# 3 gal Eclipse nano



## traumatic (Jan 29, 2003)

I just posted these in the freshwater pics and vids section. Though that section doesn't get as much attention for planted tanks (obviously) I posted it there in the beginning moreso because of the fish that are in it. I've applied the Iwagumi style of aquascaping here. Iwagumi means "with rocks" or something like that. In short, the style reflects a tank w/ only an organized association of stones and plants. I made a wall of moss that is surprisingly doing quite well so far.

tank specs:

3 gal eclipse
2x 15w spiral CF's (retrofit)
1x 6w t5 (stock lamp)
bubble filter

ferts dosed 2x per week:
1ml iron
2ml pot, phos, nit (mixed)
1ml plantex csm+b
1ml excel
1ml flourish comp

inhabitants:
11 celestial pearl danios
6 cherry shrimp

plants:
stargrass
elatine triandra
glosso
peacock moss (on rocks and moss wall)

full tank shot (as of 3/11/08)


Elatine triandra


added some glosso that wouldn't stay rooted in the 28


cherry shrimp


----------



## pirayaman (Nov 3, 2007)

nice tank man that moss wall is so sick


----------



## traumatic (Jan 29, 2003)

thanks, this is pretty much how I made my moss wall:
Moss Wall article


----------



## pirayaman (Nov 3, 2007)

that is awesome i may try that in the future thanks


----------



## DiPpY eGgS (Mar 6, 2005)

More pics!

Looking good


----------



## pirayaman (Nov 3, 2007)

every time i see this post i amazed cause it looks big but 3 gallons is so small i guess cause im always im piranha mode


----------



## traumatic (Jan 29, 2003)

had a little GSA outbreak over the weekend. Plants are still doing great.


----------



## DiPpY eGgS (Mar 6, 2005)

GSA..
Do you dose phosphates, or have a phosphate test kit?


----------



## traumatic (Jan 29, 2003)

I do dose mono potasium phosphate (KH2PO4). no test kits


----------



## Nick G (Jul 15, 2007)

wow, thats a very clear tank, i had to double take, i wasnt even sure there was water in there.
nice job man, that moss wall is awesome.


----------



## DiPpY eGgS (Mar 6, 2005)

traumatic said:


> I do dose mono potasium phosphate (KH2PO4). no test kits


ok. Then it's less likely it was from a potassium deficiency. If it keeps comming back, try dosing a tad more and see what happens.

Weekly pics please lol


----------



## traumatic (Jan 29, 2003)

yeah, I'll try that. And also a little more excel.

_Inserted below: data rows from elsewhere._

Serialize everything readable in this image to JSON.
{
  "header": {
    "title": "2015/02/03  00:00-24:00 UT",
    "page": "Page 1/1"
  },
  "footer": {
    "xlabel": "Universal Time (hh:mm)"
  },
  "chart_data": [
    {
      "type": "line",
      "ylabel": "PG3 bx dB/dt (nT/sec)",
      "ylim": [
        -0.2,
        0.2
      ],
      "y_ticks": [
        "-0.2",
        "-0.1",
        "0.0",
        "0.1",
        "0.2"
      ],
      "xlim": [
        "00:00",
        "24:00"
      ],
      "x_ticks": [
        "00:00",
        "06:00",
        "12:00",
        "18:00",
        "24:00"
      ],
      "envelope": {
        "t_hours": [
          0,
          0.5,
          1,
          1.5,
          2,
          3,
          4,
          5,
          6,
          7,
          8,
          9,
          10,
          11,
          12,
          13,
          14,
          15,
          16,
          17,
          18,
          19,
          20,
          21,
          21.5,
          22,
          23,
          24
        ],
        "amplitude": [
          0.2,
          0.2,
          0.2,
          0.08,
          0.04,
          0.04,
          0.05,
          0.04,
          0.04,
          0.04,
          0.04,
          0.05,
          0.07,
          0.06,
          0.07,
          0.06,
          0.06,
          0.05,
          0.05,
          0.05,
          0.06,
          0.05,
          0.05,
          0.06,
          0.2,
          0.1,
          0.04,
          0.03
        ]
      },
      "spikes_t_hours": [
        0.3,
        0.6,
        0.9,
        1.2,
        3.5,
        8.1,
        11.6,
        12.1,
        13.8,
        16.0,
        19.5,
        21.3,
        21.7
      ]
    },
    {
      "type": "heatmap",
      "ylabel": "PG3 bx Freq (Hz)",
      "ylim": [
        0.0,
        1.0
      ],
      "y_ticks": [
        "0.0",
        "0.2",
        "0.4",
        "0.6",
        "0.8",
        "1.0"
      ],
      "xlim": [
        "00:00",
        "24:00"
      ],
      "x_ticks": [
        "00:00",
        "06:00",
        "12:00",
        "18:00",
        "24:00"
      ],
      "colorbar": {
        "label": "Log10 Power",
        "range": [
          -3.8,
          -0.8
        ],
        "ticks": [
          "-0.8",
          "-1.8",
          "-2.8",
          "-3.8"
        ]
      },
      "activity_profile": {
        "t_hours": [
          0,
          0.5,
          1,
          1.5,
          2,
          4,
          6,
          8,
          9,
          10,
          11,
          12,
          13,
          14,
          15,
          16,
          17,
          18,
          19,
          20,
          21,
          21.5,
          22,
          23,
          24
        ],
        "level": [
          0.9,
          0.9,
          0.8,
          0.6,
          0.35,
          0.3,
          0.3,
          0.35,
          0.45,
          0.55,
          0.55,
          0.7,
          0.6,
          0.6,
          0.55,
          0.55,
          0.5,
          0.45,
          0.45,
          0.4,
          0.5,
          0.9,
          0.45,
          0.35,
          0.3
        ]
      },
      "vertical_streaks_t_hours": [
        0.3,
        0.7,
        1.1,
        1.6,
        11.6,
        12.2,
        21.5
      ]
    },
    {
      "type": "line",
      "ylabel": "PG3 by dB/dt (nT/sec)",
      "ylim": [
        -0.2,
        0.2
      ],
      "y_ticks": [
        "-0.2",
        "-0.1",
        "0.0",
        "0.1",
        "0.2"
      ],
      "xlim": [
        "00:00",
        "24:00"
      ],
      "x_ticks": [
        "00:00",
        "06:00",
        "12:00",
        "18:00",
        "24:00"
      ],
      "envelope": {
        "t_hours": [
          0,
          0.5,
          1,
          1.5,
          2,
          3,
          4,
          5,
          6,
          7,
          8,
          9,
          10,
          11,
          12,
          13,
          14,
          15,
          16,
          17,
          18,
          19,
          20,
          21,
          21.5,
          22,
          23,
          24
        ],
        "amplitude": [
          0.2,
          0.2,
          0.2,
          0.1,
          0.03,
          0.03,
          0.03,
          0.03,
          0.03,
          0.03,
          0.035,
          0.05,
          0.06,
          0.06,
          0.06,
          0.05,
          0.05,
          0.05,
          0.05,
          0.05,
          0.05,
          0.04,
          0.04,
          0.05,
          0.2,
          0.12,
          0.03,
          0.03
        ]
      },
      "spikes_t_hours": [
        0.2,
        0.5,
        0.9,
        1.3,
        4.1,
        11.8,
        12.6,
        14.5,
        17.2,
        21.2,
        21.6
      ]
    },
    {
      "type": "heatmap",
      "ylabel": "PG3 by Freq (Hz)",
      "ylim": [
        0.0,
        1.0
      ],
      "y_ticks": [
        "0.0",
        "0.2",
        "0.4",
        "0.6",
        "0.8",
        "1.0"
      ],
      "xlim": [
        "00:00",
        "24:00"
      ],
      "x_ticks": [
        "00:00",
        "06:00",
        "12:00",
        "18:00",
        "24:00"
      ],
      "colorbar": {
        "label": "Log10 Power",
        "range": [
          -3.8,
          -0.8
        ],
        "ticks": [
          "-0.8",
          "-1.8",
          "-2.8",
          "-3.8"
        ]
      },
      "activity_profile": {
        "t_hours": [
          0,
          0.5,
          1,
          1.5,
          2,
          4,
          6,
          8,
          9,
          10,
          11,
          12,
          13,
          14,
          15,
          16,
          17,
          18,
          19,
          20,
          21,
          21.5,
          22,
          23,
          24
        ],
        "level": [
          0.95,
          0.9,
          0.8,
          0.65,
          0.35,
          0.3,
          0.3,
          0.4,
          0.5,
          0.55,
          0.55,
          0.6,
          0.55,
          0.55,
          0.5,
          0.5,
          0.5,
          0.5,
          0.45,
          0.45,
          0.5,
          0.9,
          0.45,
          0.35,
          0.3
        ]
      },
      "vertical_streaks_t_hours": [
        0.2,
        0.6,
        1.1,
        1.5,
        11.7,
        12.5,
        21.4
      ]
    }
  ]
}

I'd love to give you guys weekly pics. Don't have a cam right now so.... The plants are growin kinda slow right now.


----------



## DiPpY eGgS (Mar 6, 2005)

DiPpY eGgS said:


> I do dose mono potasium phosphate (KH2PO4). no test kits


ok. Then it's less likely it was from a potassium deficiency. If it keeps comming back, try dosing a tad more and see what happens.

Weekly pics please lol
[/quote]

Ugggh! I said potassium when I meant to say phosphate... GSA is usually from a lack of phosphates, not potassium sorry bro!!


----------



## traumatic (Jan 29, 2003)

yeah, I know what you meant. I've read that before.


----------